The above 2 calculators are my favorites and the max spending difference is $500 yearly between the two.
 
Congrats - I did it at 57 and realized that 8 hours a day is a long time to be at work. You will have fun I am sure. 3 Years in now, and have more money than when I started, so at 60, feel great about my decision. Hope yours is the same!
 
Congratulations

Retired at 55 also.

it has been almost 4 yrs now

What a pleasure, never bored, always in a satisfied frame of mind

One other plus is I have more time now to focus on my health, and feel better than I did by far during those last several stressful working years

Hope your retirement is as fulfilling.
it has helped of course to have had such good, even great, financial times during these early yrs of ER
I hope that continues for a while at least, for all of us
 
Is there a cost associated with this Quicken Lifetime Planner product?
Thanks

Yes, it is included in Quicken Deluxe or higher... but it isn't expensive. It is a very good basic planner... intuitive, easy-to-use, comprehensive and flexible.
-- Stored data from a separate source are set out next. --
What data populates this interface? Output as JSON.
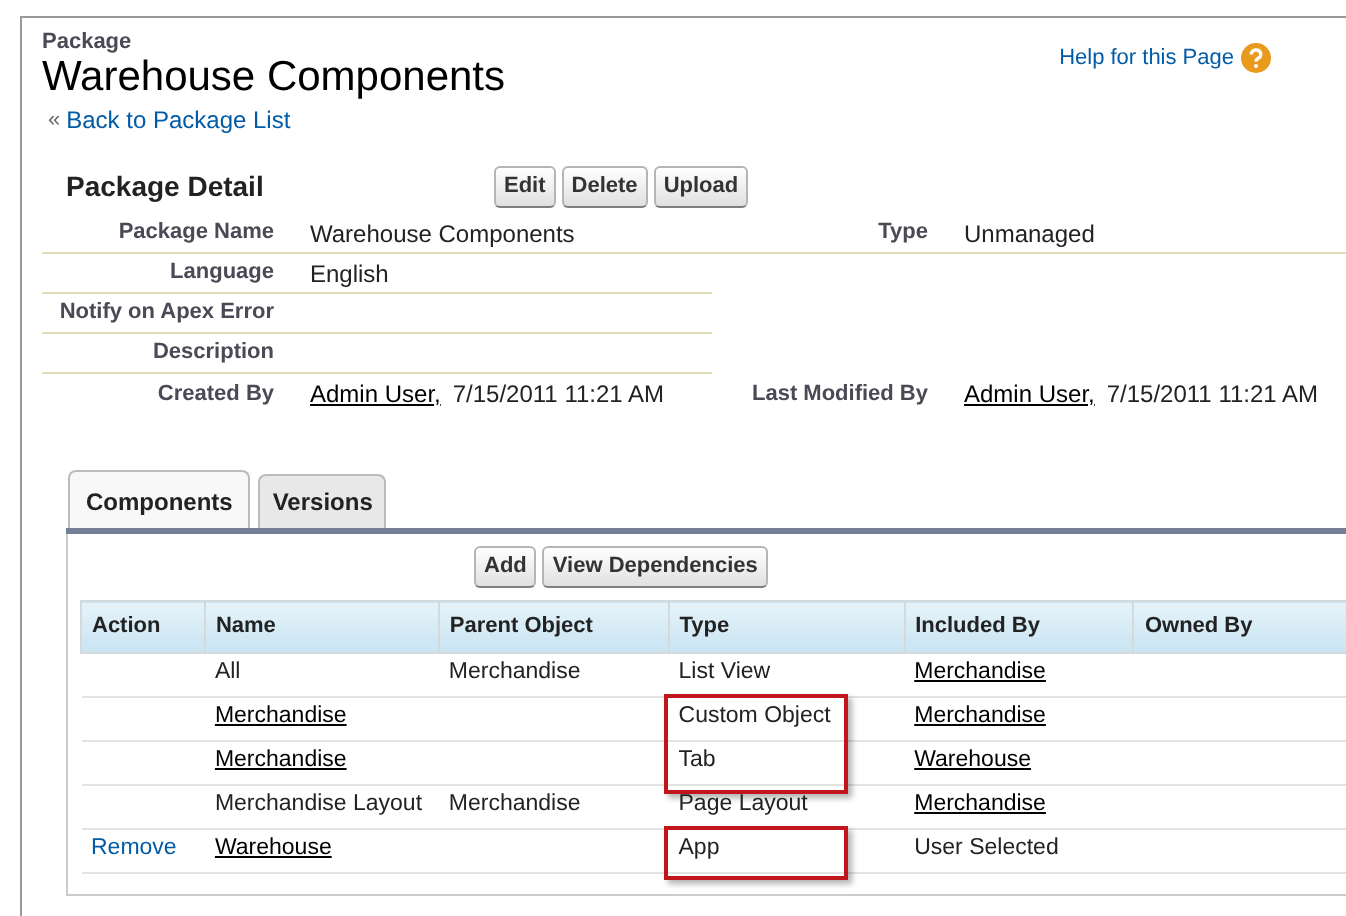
{
  "header": {
    "kicker": "Package",
    "title": "Warehouse Components",
    "back_link": "Back to Package List",
    "back_marker": "«",
    "help_link": "Help for this Page"
  },
  "detail": {
    "title": "Package Detail",
    "buttons": [
      "Edit",
      "Delete",
      "Upload"
    ],
    "rows": [
      {
        "left": {
          "label": "Package Name",
          "value": "Warehouse Components"
        },
        "right": {
          "label": "Type",
          "value": "Unmanaged"
        }
      },
      {
        "left": {
          "label": "Language",
          "value": "English"
        }
      },
      {
        "left": {
          "label": "Notify on Apex Error"
        }
      },
      {
        "left": {
          "label": "Description"
        }
      },
      {
        "left": {
          "label": "Created By",
          "link": "Admin User,",
          "value": "7/15/2011 11:21 AM"
        },
        "right": {
          "label": "Last Modified By",
          "link": "Admin User,",
          "value": "7/15/2011 11:21 AM"
        }
      }
    ]
  },
  "tabs": [
    {
      "label": "Components",
      "selected": true
    },
    {
      "label": "Versions",
      "selected": false
    }
  ],
  "components": {
    "buttons": [
      "Add",
      "View Dependencies"
    ],
    "columns": [
      "Action",
      "Name",
      "Parent Object",
      "Type",
      "Included By",
      "Owned By"
    ],
    "rows": [
      {
        "name": "All",
        "name_link": false,
        "parent": "Merchandise",
        "type": "List View",
        "included_by": "Merchandise",
        "included_link": true,
        "highlighted": false
      },
      {
        "name": "Merchandise",
        "name_link": true,
        "type": "Custom Object",
        "included_by": "Merchandise",
        "included_link": true,
        "highlighted": true
      },
      {
        "name": "Merchandise",
        "name_link": true,
        "type": "Tab",
        "included_by": "Warehouse",
        "included_link": true,
        "highlighted": true
      },
      {
        "name": "Merchandise Layout",
        "name_link": false,
        "parent": "Merchandise",
        "type": "Page Layout",
        "included_by": "Merchandise",
        "included_link": true,
        "highlighted": false
      },
      {
        "action": "Remove",
        "name": "Warehouse",
        "name_link": true,
        "type": "App",
        "included_by": "User Selected",
        "included_link": false,
        "highlighted": true
      }
    ]
  }
}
If you want free... Microsoft Money Subset Edition has a similar retirement planner but as I recall it is a little clunky to use.
 
Yes, it is included in Quicken Deluxe or higher... but it isn't expensive. It is a very good basic planner... intuitive, easy-to-use, comprehensive and flexible.

If you want free... Microsoft Money Subset Edition has a similar retirement planner but as I recall it is a little clunky to use.

New Retirement Planner is my favorite for detail, scenarios, timebased expense changes, etc. but they have no monte carlo (but they are working on it).

I think I've done 30 different planners as I just pulled the trigger 2 months ago. I should really make a grid comparison while its still fresh. Some include taxes and or medical in "expenses" others do that for you so you need to be careful.